28. Handling SnapshotEnvironmentBinding Errors
Date: 2023-08-31
# Status
Superceded by ADR 32. Decoupling Deployment
# Context
It is currently not possible to determine whether a SnapshotEnvironmentBinding (SEB) is stuck in an unrecoverable state. This is a major problem when deciding if an ephemeral SEB needs to be cleaned up by the integration service’s SnapshotEnvironmentBinding controller. An inability to clean up errored SEBs can overload the cluster.
# Decision
The integration service has a reconciler function that cleans up errored SnapshotEnvironmentBindings with an ErrorOccured condition.
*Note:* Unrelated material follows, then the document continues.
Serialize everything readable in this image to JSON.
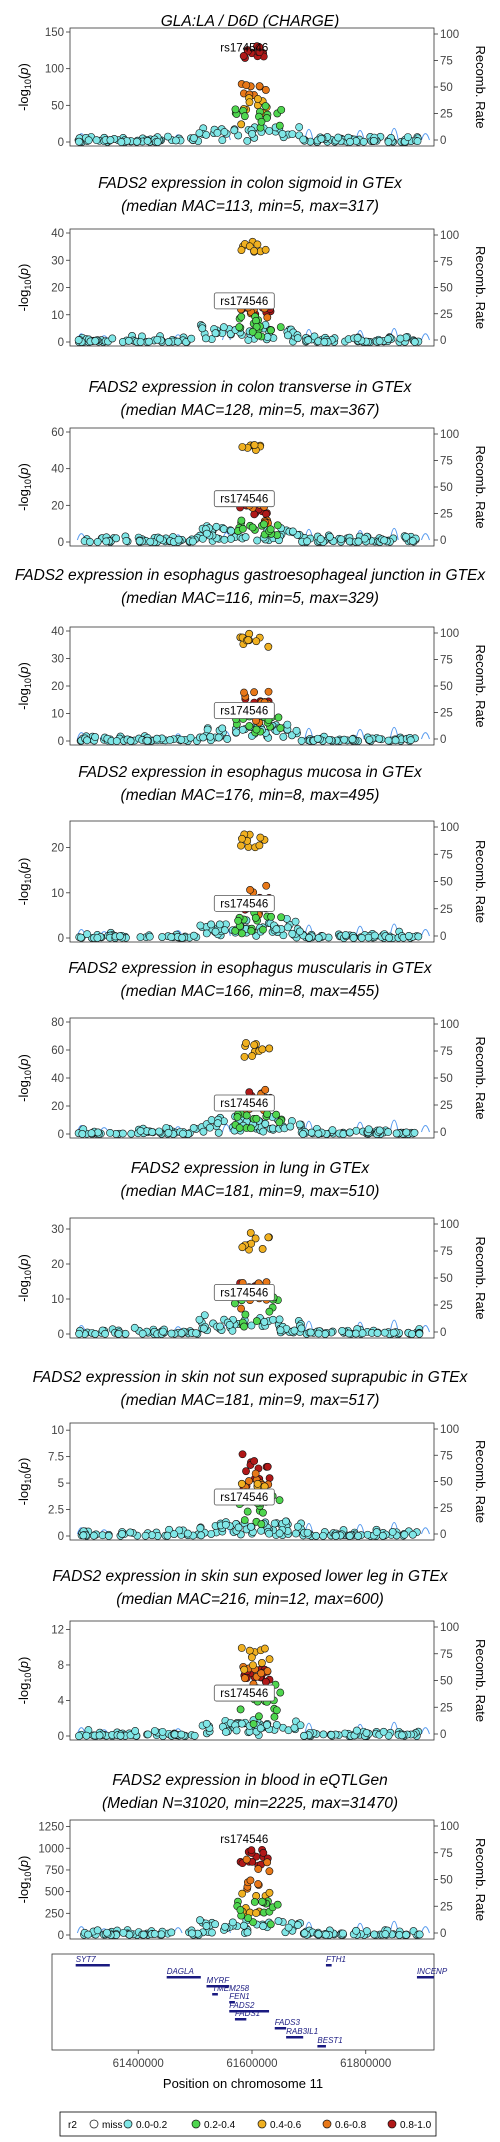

This condition is set to ‘true’ by default and is set to ‘false’ when the environment becomes available. The integration service will consider that all SEBs with a ‘true’ ErrorOccured condition and a LastUpdateTime of more than five minutes ago are unrecoverable and can be cleaned up.
# Consequence
- SnapshotEnvironmentBindings will be cleaned up after five minutes if they are not ready. Environments that take a long time to provision may be cleaned up erroneously. To accomodate this, the timeout threshold can be adjusted via a pull request to the integration service.
# Footnotes
- This change has been implemented as a stopgap measure to avoid permanently stuck integration tests while a generic solution for detecting provisioning errors is designed. That work will be tracked in RHTAP-1530.